On Thurs. April 14, and on Sat., April, 16 the world was literally rocked by a natural disaster. Two massive Earthquakes struck Japan Thursday and Saturday morning, and another struck Ecuador Saturday night. This string of earthquakes leaves scientists scratching their heads, wondering if somehow these earthquakes are related in some way.
This was Ecuador’s strongest earthquake since 1906 as it clocked in with a magnitude of 7.8. 272 people were killed as a result of this disaster, and infrastructure in Ecuador is left in shambles. In the two earthquakes that struck Japan, there was a total death of forty-two people and 1,000 people were seriously injured. The quakes in Japan together unleashed 400,000 times more energy than the atomic bomb that was dropped on Nagasaki in 1945. The U.S. is currently providing aid for these struggling countries to help offer shelter and food for those left injured or homeless.

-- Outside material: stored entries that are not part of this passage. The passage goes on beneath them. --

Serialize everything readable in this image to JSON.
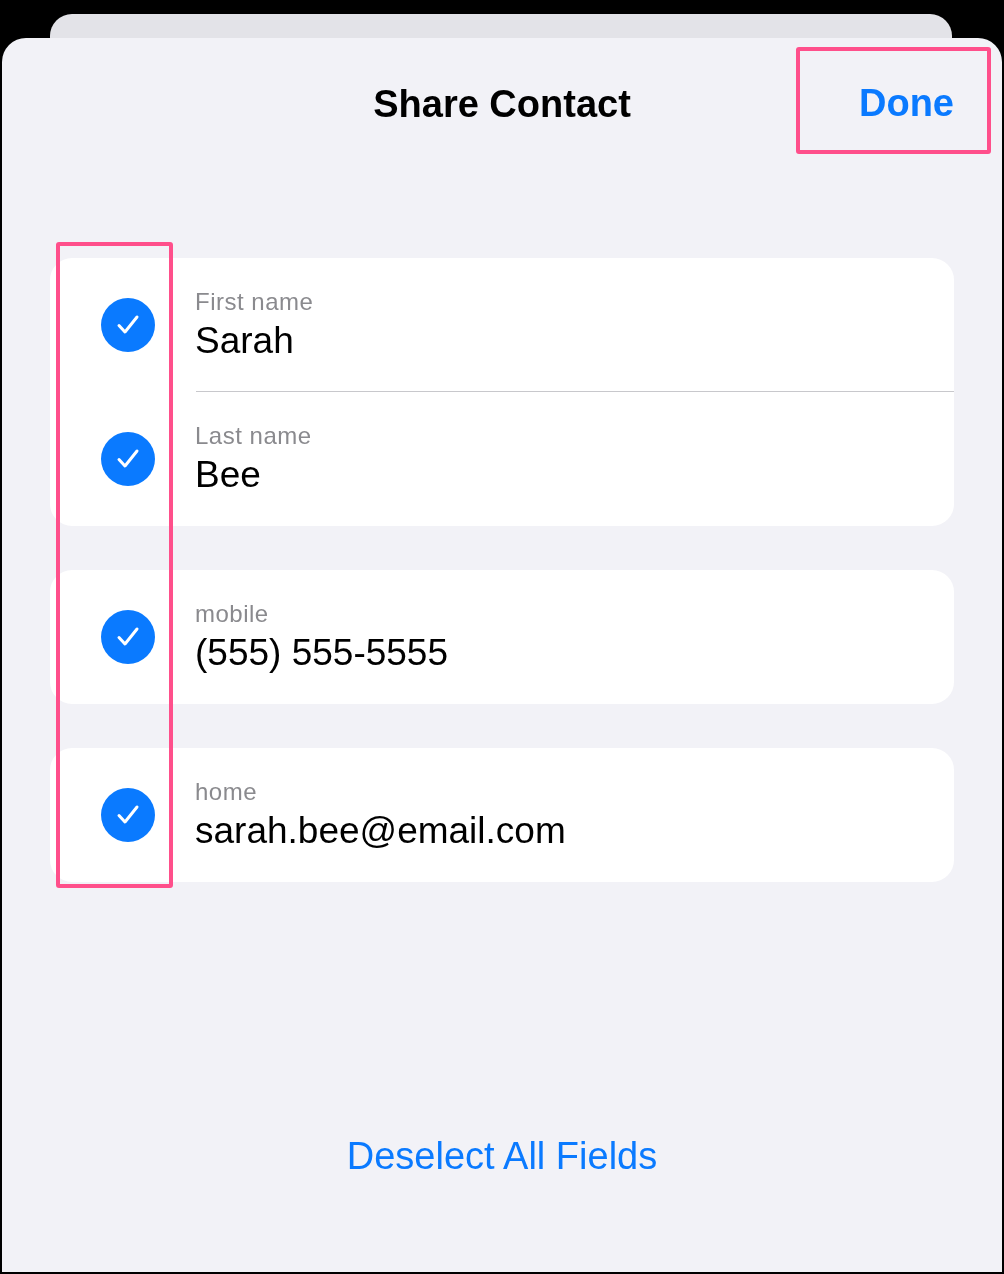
{
  "header": {
    "title": "Share Contact",
    "done": "Done",
    "done_highlighted": true
  },
  "checks_highlighted": true,
  "groups": [
    {
      "fields": [
        {
          "label": "First name",
          "value": "Sarah",
          "checked": true
        },
        {
          "label": "Last name",
          "value": "Bee",
          "checked": true
        }
      ]
    },
    {
      "fields": [
        {
          "label": "mobile",
          "value": "(555) 555-5555",
          "checked": true
        }
      ]
    },
    {
      "fields": [
        {
          "label": "home",
          "value": "sarah.bee@email.com",
          "checked": true
        }
      ]
    }
  ],
  "footer": {
    "action": "Deselect All Fields"
  }
}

These earthquakes have sparked the debate of correlation, and coincidence. Geophysicist Paul Caruso stated that it is “way too early to tell” and that there is ongoing research on a phenomenon called “remote triggering,” an idea that one big quake can cause another big quake a long distance away. Also, both of these Earthquakes occurred in the Ring of Fire, "a string of volcanoes and sites of seismic activity, or earthquakes, around the edges of the Pacific Ocean." According to the National Geographic Society, 90% of the world’s earthquakes occur in this area.
Although it seems likely that these earthquakes seem related, Ross Stein, CEO of Temblor.net, a website that helps people understand locations’ seismic risks, thinks otherwise. “For one thing, the earthquakes that hit Japan was a completely different type of quake than the one that struck Ecuador,” Stein stated. The two earthquakes that hit Japan were defined as “strike-slip” earthquakes, which is the result of the Earth’s crust sliding against each other. Stein stated that the earthquake in Ecuador was much different. This one was a so-called megathrust earthquake, which is caused when one tectonic plate is jammed under another. Because these two quakes were much different, and on opposite sides of the globe, Ross Stein believes it was merely a coincidence but feels confident that the two earthquakes just in Japan were related.
In the end it is still too early for scientists to prove or dispel any theory regarding the possible correlation between these disasters, but what can be known is that Ecuador and Japan are struggling and need help from the world to help rebuild and heal their people.